If you're using Perl on Windows, then you can use the Win32::Process module to spawn a process, and call ->Wait on the resulting object to wait for it to die. I'm not familiar with all the guts of Win32::Process, but you should be able to wait for a length of 0 (or 1 for a single millisecond) to check to see if a process is dead yet.
In other languages and environments, your mileage may vary. Please make sure that when your other process dies you check to see how it dies. Having a sub-process die because a user killed it usually requires a different response than it exiting because it successfully finished its task.
All the best,
Paul
Are you on Windows ? If so, the following should solve the problem - you need to pass the process ID:
bool WaitForProcessExit( DWORD _dwPID )
{
HANDLE hProc = NULL;
bool bReturn = false;
hProc = OpenProcess(SYNCHRONIZE, FALSE, _dwPID);
if(hProc != NULL)
{
if ( WAIT_OBJECT_0 == WaitForSingleObject(hProc, INFINITE) )
{
bReturn = true;
}
}
CloseHandle(hProc) ;
}
return bReturn;
}
Note: This is a blocking function. If you want non-blocking then you'll need to change the INFINITE to a smaller value and call it in a loop (probably keeping the hProc handle open to avoid reopening on a different process of the same PID).
Also, I've not had time to test this piece of source code, but I lifted it from an app of mine which does work.

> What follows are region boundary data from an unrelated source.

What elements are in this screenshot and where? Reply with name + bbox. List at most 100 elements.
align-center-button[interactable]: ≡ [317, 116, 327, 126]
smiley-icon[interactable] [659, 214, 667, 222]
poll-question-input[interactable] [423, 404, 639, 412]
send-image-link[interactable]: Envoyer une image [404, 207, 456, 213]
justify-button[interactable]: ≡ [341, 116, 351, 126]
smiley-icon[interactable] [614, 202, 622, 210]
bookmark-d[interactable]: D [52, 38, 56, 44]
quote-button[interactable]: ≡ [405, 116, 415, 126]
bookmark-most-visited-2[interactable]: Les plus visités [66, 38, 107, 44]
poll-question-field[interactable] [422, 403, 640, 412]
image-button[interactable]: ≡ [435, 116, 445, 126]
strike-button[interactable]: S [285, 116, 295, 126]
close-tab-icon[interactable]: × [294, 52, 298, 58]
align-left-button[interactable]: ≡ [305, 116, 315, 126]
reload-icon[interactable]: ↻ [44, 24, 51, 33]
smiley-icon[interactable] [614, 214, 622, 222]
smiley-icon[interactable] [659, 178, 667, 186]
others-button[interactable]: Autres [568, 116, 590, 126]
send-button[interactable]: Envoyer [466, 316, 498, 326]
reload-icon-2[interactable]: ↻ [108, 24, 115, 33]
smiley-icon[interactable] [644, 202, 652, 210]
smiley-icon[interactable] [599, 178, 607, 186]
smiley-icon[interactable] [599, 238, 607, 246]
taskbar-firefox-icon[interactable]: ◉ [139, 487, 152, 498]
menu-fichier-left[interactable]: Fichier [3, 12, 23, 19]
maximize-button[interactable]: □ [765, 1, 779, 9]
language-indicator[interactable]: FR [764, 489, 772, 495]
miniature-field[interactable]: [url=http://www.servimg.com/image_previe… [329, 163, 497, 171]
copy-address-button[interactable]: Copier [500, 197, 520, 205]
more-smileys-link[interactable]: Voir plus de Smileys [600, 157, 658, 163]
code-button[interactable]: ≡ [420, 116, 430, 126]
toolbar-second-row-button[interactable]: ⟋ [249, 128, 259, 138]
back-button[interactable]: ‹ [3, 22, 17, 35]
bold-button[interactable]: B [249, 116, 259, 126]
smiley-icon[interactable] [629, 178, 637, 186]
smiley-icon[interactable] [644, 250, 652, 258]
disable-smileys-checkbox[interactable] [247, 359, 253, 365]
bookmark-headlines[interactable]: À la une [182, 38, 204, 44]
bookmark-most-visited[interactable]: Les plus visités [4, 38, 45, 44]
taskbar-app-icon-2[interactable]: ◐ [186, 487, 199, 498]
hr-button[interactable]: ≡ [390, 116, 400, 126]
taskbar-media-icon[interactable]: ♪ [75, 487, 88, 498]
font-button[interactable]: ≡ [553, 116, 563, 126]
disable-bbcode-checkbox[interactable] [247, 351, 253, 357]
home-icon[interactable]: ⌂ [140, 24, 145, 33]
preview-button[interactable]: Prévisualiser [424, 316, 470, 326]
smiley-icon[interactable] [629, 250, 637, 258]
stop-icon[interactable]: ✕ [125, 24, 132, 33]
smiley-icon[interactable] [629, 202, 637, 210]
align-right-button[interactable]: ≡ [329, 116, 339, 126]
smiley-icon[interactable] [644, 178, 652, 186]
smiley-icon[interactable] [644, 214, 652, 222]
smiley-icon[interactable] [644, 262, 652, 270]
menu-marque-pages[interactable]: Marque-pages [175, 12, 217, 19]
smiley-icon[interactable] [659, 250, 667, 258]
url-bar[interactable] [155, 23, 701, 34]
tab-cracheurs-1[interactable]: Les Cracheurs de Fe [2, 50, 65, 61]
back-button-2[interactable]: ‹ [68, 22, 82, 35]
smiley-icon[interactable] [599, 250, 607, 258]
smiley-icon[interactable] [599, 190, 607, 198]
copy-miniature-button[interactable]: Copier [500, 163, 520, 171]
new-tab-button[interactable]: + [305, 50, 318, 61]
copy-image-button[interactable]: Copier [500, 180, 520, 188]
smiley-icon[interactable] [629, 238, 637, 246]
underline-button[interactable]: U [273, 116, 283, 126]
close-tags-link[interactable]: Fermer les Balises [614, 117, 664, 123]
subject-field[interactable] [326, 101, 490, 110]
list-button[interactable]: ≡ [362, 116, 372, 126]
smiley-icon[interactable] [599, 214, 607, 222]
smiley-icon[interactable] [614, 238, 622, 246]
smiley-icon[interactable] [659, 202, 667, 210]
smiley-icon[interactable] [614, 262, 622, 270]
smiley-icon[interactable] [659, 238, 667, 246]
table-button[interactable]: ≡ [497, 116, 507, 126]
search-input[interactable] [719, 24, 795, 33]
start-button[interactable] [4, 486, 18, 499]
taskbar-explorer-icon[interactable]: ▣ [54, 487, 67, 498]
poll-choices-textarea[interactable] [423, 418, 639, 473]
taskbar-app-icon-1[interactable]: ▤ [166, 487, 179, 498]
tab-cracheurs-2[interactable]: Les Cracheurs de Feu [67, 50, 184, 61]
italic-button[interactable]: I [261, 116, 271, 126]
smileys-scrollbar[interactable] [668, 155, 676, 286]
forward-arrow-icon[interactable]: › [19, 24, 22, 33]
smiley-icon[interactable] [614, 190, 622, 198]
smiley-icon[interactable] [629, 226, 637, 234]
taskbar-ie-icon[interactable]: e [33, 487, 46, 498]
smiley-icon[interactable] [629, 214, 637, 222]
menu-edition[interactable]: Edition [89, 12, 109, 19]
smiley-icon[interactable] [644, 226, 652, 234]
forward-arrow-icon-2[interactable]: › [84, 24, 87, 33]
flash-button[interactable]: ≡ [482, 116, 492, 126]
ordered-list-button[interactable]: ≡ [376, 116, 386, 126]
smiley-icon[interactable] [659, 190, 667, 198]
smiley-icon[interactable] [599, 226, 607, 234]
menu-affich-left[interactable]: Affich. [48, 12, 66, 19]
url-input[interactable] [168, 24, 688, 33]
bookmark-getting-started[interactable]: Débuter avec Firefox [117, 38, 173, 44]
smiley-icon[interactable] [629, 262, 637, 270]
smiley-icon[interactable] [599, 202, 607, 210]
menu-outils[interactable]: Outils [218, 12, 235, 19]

Most operating systems its generally the same kind of thing....
you record the process ID of the program in question and just monitor it by querying the actives processes periodically
In windows at least, you can trigger off events to do it...
Umm you can't, this is an impossible task given the nature of it.
Let's say you have a program foo that takes as input another program foo-sub.
Foo {
func Stops(foo_sub) { run foo_sub; return 1; }
}
The problem with this all be it rather simplistic design is that quite simply if foo-sub is a program that never ends, foo itself never ends. There is no way to tell from the outside if foo-sub or foo is what is causing the program to stop and what determines if your program simply takes a century to run?
Essentially this is one of the questions that a computer can't answer. For a more complete overview, Wikipedia has an article on this.
This is called the "halting problem" and is not solvable.
See http://en.wikipedia.org/wiki/Halting_problem
If you want analyze one program without execution than it's unsolvable problem.